San Antonio Independent School District leaders on Tuesday unveiled a sweeping plan to shrink the district’s footprint and swap aging buildings for fewer, larger, state-of-the-art campuses. Internally billed as a “new way forward,” the strategy is designed to cut maintenance costs, expand academic programs and slow a steady enrollment slide.
School officials laid out the vision at a State of the District event on Feb. 10, describing a mix of new construction and campus consolidation, as reported by San Antonio Report. Mayor Gina Ortiz Jones told attendees that "there is no future of our city without a strong SAISD," and district leaders called on business and civic partners to help strengthen workforce pipelines. Staff said the plan stems from years of declining enrollment and the mounting cost of keeping older buildings running.
What the plan would change
District leaders have outlined an “ideal” network of roughly 50 campuses, down from the mid‑80s currently operating, which they say would free up resources for thematic programs and wraparound services, as reported by San Antonio Express‑News. Enrollment has dropped in recent years, leaving more empty seats and pushing the district into repeated rightsizing efforts that began in 2023. Officials say only a portion of existing campuses have enough classroom and gym capacity to take in students from schools that close, which complicates any consolidation map.
Funding the new way forward
Deputy Superintendent Patti Salzmann described the strategy as a two part effort, “build new and consolidate,” and said SAISD could use unspent 2020 bond dollars while preparing a new bond request for voters this November, according to San Antonio Report. Salzmann argued that renovating many historic buildings would likely cost more than replacing them, and officials pointed to roughly $95 million spent on heating and cooling upgrades last year as an example of rising maintenance costs. Staff added that any decision to close or rebuild a specific campus would require months of planning and community engagement.
Carvajal closure underscores the stakes
One early test case is Carvajal Elementary on the West Side. Trustees voted in January to close the long running campus at the end of the 2025‑26 school year because of low enrollment and repeated failing state accountability ratings, San Antonio Express‑News reported. The district is weighing options for the Carvajal and neighboring Rhodes sites, including redirecting unspent bond funds toward a new pre‑K–8 academy for the neighborhood.
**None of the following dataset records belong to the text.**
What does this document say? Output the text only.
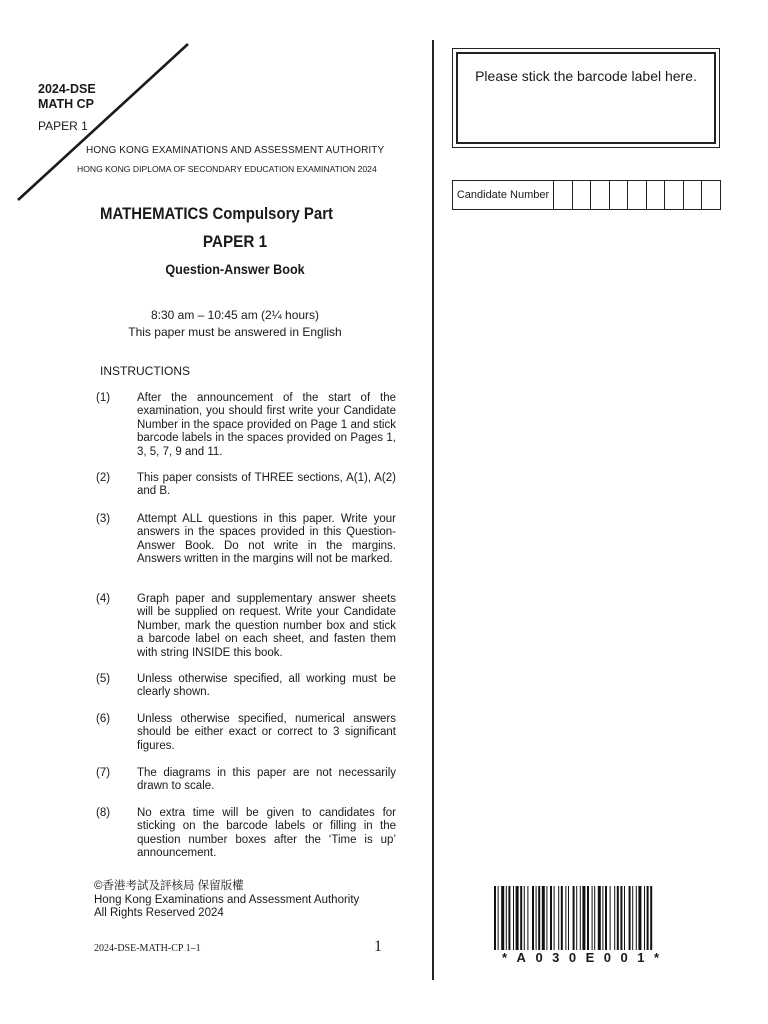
2024-DSE
MATH CP
PAPER 1
HONG KONG EXAMINATIONS AND ASSESSMENT AUTHORITY
HONG KONG DIPLOMA OF SECONDARY EDUCATION EXAMINATION 2024
MATHEMATICS Compulsory Part
PAPER 1
Question-Answer Book
8:30 am – 10:45 am (2¼ hours)
This paper must be answered in English
INSTRUCTIONS
(1)	After the announcement of the start of the examination, you should first write your Candidate Number in the space provided on Page 1 and stick barcode labels in the spaces provided on Pages 1, 3, 5, 7, 9 and 11.
(2)	This paper consists of THREE sections, A(1), A(2) and B.
(3)	Attempt ALL questions in this paper. Write your answers in the spaces provided in this Question-Answer Book. Do not write in the margins. Answers written in the margins will not be marked.
(4)	Graph paper and supplementary answer sheets will be supplied on request. Write your Candidate Number, mark the question number box and stick a barcode label on each sheet, and fasten them with string INSIDE this book.
(5)	Unless otherwise specified, all working must be clearly shown.
(6)	Unless otherwise specified, numerical answers should be either exact or correct to 3 significant figures.
(7)	The diagrams in this paper are not necessarily drawn to scale.
(8)	No extra time will be given to candidates for sticking on the barcode labels or filling in the question number boxes after the ‘Time is up’ announcement.
Please stick the barcode label here.
Candidate Number
©香港考試及評核局 保留版權
Hong Kong Examinations and Assessment Authority
All Rights Reserved 2024
2024-DSE-MATH-CP 1–1	1
*A030E001*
Parents, community and what to expect
At community meetings, parents told reporters they are anxious about losing a neighborhood school, worried about transportation logistics and unsure whether bond dollars will follow students, as documented by KSAT. District leaders say they will prioritize student placements and staff transfers and insist that any redevelopment will be shaped by local input, while residents and advocates have promised close oversight as the plan moves ahead.
What to watch next
Trustees and district staff say the work will stretch over months, with additional community sessions, detailed design work and a likely bond timeline that could put construction decisions on the November ballot. For residents, the central question is whether fewer, larger campuses can deliver better outcomes without hollowing out the neighborhoods those schools were built to serve.